La malattia dell'Occidente
In occasione della prima Conferenza nazionale per la salute mentale promossa da Umberto Veronesi nell’ormai lontano gennaio 2001, siamo venuti a sapere che in Italia si suicidano dieci persone al giorno e altre dieci ci provano. Sono passati quasi 10 anni ma i numeri sono ancora attuali: si tratta per lo più di donne e anziani che hanno fatto un deserto della loro speranza. A questi si aggiungono dieci milioni di “sofferenti mentali” che coinvolgono nel loro dolore un non indifferente numero di famiglie italiane. Si tratta di un dolore pesante che rende le vie d’accesso scarsamente praticabili e la speranza di una fine remota.

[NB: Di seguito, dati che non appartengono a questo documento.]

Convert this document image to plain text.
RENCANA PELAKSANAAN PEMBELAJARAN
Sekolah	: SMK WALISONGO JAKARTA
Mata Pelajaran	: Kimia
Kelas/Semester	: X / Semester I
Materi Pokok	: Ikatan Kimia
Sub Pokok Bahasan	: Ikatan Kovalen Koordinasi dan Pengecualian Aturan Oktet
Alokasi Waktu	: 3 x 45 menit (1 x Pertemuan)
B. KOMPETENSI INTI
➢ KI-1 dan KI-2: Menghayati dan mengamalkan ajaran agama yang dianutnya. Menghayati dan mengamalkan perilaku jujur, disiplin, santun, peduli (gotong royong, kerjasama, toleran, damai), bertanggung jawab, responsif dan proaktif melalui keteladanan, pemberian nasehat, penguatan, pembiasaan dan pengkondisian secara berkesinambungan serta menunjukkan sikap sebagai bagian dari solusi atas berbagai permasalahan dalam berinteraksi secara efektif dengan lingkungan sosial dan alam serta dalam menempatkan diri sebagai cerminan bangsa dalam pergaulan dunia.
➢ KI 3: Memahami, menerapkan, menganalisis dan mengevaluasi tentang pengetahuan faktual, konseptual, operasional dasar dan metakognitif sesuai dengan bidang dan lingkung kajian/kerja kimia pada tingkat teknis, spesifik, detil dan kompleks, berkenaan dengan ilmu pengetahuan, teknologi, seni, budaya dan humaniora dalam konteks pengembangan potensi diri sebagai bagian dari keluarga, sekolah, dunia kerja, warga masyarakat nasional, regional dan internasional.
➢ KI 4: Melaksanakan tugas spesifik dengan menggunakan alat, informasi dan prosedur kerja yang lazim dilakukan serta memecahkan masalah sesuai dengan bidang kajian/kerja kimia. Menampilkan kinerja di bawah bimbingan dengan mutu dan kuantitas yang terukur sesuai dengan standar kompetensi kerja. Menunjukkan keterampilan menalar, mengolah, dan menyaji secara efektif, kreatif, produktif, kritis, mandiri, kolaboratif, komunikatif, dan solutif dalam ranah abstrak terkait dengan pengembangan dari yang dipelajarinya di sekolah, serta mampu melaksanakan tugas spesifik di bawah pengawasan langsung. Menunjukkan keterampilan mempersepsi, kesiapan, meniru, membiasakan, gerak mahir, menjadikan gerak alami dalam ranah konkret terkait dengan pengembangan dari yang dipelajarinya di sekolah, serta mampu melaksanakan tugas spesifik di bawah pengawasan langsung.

È un quadro allarmante, non a tutti noto, perché il disagio mentale tende a nascondersi, a non farsi notare, a concedersi lo spazio stretto e non comunicativo della gestione personale. Del resto basterebbe frugare nelle tasche degli italiani che vanno in macchina, in metropolitana, in ufficio, per trovarvi pillole antipanico (due milioni), ansiolitici (tre milioni), antidepressivi (cinque milioni), sonniferi a portata di mano per riuscire a reggere la non qualità di vita che ci siamo costruiti, con un costo sociale equivalente a quello impiegato per le malattie cardiovascolari e doppio rispetto a quello richiesto per la cura del cancro.

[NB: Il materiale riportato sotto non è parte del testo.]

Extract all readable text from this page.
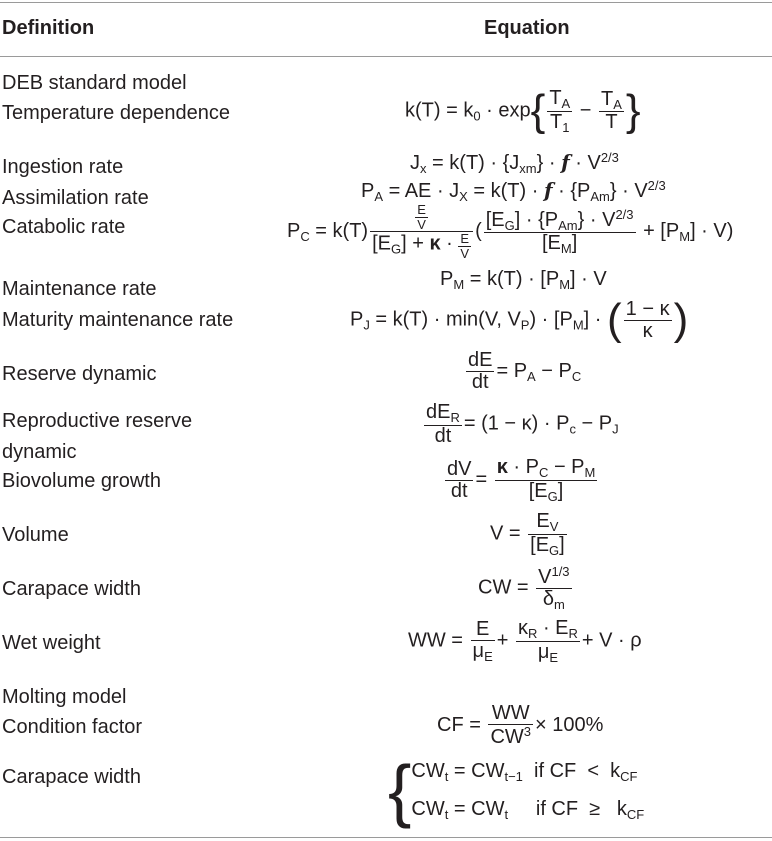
Definition	Equation
DEB standard model
Temperature dependence
Ingestion rate
Assimilation rate
Catabolic rate
Maintenance rate
Maturity maintenance rate
Reserve dynamic
Reproductive reserve
dynamic
Biovolume growth
Volume
Carapace width
Wet weight
Molting model
Condition factor
Carapace width
$k(T) = k_0 \cdot \exp\{ \frac{T_A}{T_1} - \frac{T_A}{T}$ }
$J_x = k(T) \cdot \{J_{xm}\} \cdot f \cdot V^{2/3}$
$P_A$ = AE · $J_X = k(T) \cdot f \cdot \{P_{Am}\} \cdot V^{2/3}$
$P_C = k(T) \frac{\frac{E}{V}}{[E_G] + \kappa \cdot \frac{E}{V}}$ ( $\frac{[E_G] \cdot \{P_{Am}\} \cdot V^{2/3}}{[E_M]} + [P_M] \cdot V$)
$P_M = k(T) \cdot [P_M] \cdot V$
$P_J = k(T) \cdot \min(V$, $V_P) \cdot [P_M]$ · ( $\frac{1 - \kappa}{\kappa}$ )
$\frac{dE}{dt} = P_A - P_C$
$\frac{dE_R}{dt} = (1 - \kappa) \cdot P_c - P_J$
$\frac{dV}{dt} = \frac{\kappa \cdot P_C - P_M}{[E_G]}$
$V = \frac{E_V}{[E_G]}$
CW = $\frac{V^{1/3}}{\delta_m}$
WW = $\frac{E}{\mu_E} + \frac{\kappa_R \cdot E_R}{\mu_E} + V \cdot \rho$
CF = $\frac{WW}{CW^3} \times 100\%$
{$CW_t = CW_{t-1}$  if CF  <  $k_{CF}$
$CW_t = CW_t$     if CF  ≥   $k_{CF}$
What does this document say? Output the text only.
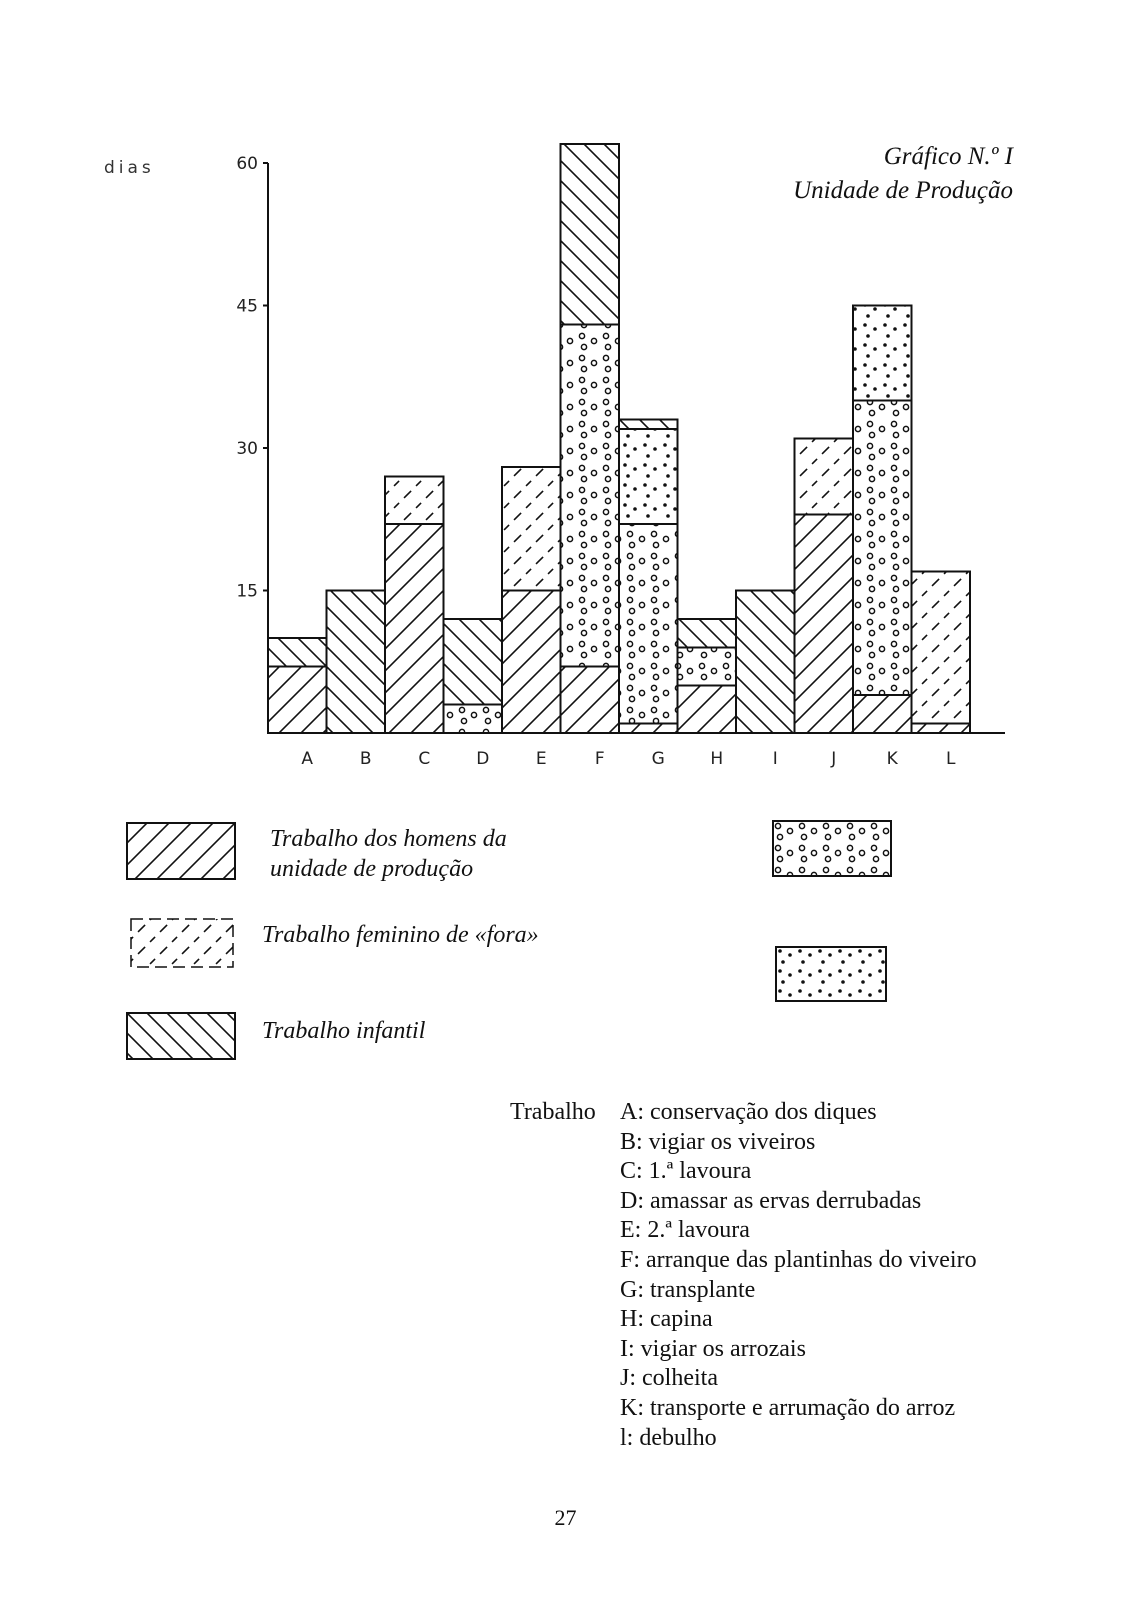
A	B	C	D	E	F	G	H	I	J	K	L
15
30
45
60
dias	Gráfico N.º I
Unidade de Produção
Trabalho dos homens da
unidade de produção
Trabalho feminino de «fora»
Trabalho infantil
Trabalho	A: conservação dos diques
B: vigiar os viveiros
C: 1.ª lavoura
D: amassar as ervas derrubadas
E: 2.ª lavoura
F: arranque das plantinhas do viveiro
G: transplante
H: capina
I: vigiar os arrozais
J: colheita
K: transporte e arrumação do arroz
l: debulho
27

Dunque in Italia, ma allargando gli orizzonti possiamo affermare che in tutto l’Occidente l’anima sta male, come ci riferisce l’Organizzazione mondiale della sanità: del miliardo di sofferenti psichici, ben seicento milioni abitano in Paesi industrialmente e tecnicamente avanzati. Inoltre, l’Oms registra un dato ancora più allarmante e cioè che un giovane su cinque in Occidente soffre di disturbi mentali, e ci avverte che nel 2020 i disturbi neuropsichiatrici cresceranno in una misura superiore al 50%, divenendo una delle cinque principali cause di malattia, di disabilità e di morte.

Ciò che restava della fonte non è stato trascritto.